Moreover, the combination of the recent economic downturn with the increasing cost of full-service legal representation has resulted in a surge in pro se litigants, which has slowed down courtrooms and caused procedural delays due to self-representing individuals’ unfamiliarity with the court system. While traditionally opposed to limited representation and quasi-legal services, courts and bar associations are now increasingly supportive of the self-help movement and are encouraging attorneys to perform unbundled services as a way to alleviate the justice gap and provide alternatives for pro se litigants. Several states, including California, even provide user-friendly limited representation forms and guides, rather than requiring filing of a more time-consuming formal pleading.

This change in policy has created an opportunity for companies like LegalZoom to enter the high-volume and high-demand market of consumers seeking any kind of legal assistance they can afford. In theory, these conditions make commoditization of legal services a very lucrative enterprise and even ensure high consumer satisfaction since the market is largely composed of individuals who would have little or no assistance at all, but for this low-cost alternative.

But there is a catch. Because LegalZoom is not exclusively owned by licensed attorneys, it cannot get a license to practice law in the U.S., or employ licensed attorneys to provide legal advice to its customers. Rule 5.4 of the U.S. Rules of Professional Responsibility (“USPR”) explicitly prohibits ownership and investment in U.S. law firms by non-lawyer entities in order to ensure professional independence of lawyers. Under the current regulatory scheme, non-lawyer entities can only distribute self-help materials and cannot provide any form of legal service.

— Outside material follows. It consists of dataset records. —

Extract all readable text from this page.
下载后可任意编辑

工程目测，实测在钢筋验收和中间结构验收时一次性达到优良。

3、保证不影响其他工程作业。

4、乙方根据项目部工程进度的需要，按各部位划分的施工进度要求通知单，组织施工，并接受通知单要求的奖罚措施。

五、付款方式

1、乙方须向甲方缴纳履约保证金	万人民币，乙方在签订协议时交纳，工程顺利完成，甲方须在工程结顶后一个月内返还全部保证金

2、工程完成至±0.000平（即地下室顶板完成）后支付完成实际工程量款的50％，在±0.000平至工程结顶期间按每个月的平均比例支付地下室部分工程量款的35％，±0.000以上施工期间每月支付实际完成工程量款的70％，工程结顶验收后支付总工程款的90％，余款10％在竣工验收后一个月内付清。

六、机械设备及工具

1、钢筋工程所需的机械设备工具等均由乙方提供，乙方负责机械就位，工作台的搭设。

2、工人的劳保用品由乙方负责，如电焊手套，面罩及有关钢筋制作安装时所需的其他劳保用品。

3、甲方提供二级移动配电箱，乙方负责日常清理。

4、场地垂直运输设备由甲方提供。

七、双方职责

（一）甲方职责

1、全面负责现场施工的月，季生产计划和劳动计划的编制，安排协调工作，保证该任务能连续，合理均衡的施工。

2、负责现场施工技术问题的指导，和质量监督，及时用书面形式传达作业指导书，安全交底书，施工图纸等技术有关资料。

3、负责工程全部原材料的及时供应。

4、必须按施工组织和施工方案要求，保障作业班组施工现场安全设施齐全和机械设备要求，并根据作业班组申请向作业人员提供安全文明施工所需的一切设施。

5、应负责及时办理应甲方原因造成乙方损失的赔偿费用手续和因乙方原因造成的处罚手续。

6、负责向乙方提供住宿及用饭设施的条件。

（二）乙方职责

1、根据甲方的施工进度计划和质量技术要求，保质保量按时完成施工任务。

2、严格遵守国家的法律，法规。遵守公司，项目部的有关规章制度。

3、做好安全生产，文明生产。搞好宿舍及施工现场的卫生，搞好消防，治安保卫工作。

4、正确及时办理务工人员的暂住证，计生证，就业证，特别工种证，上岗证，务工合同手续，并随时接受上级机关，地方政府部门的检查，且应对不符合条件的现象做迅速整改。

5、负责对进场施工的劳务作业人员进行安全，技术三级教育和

LegalZoom self-identifies as an online service that helps consumers make their own legal documents. However, LegalZoom not only sells software but also employs 400 professional document reviewers. This blurs the line between a limited representation document preparation service and self-help software. Furthermore, whether this business model constitutes the practice of law is a controversial question because subjecting LegalZoom to strict bar regulations would severely limit access to legal services for those unable to afford full or limited representation by legal counsel. On the other hand, allowing investors to dictate the business of a high-volume legal service provider could damage credibility of the legal profession.

LegalZoom has recently settled several class action lawsuits alleging that its business amounts to an unauthorized practice of law, in violation of Rule 5.5 of USPR. The company has stated that losses from such lawsuits are expected to reach $16 million this year and are likely to continue in the future, causing many scholars and practitioners to doubt the practical sustainability of this business model.

Overall, venture capital has entered the high-demand market for affordable legal solutions and the question of whether it is there to stay or will eventually be pushed out by regulation or ethical challenges will have very significant consequences for the market and the legal profession in general.

  • The ABA ethics 20/20 Commission has decided not to take on the issue of non- lawyer ownership of llaw firms, so don’t expect any change on that front soon. Nevertheless, LegalZoom is demonstrating that there is a work around these rules.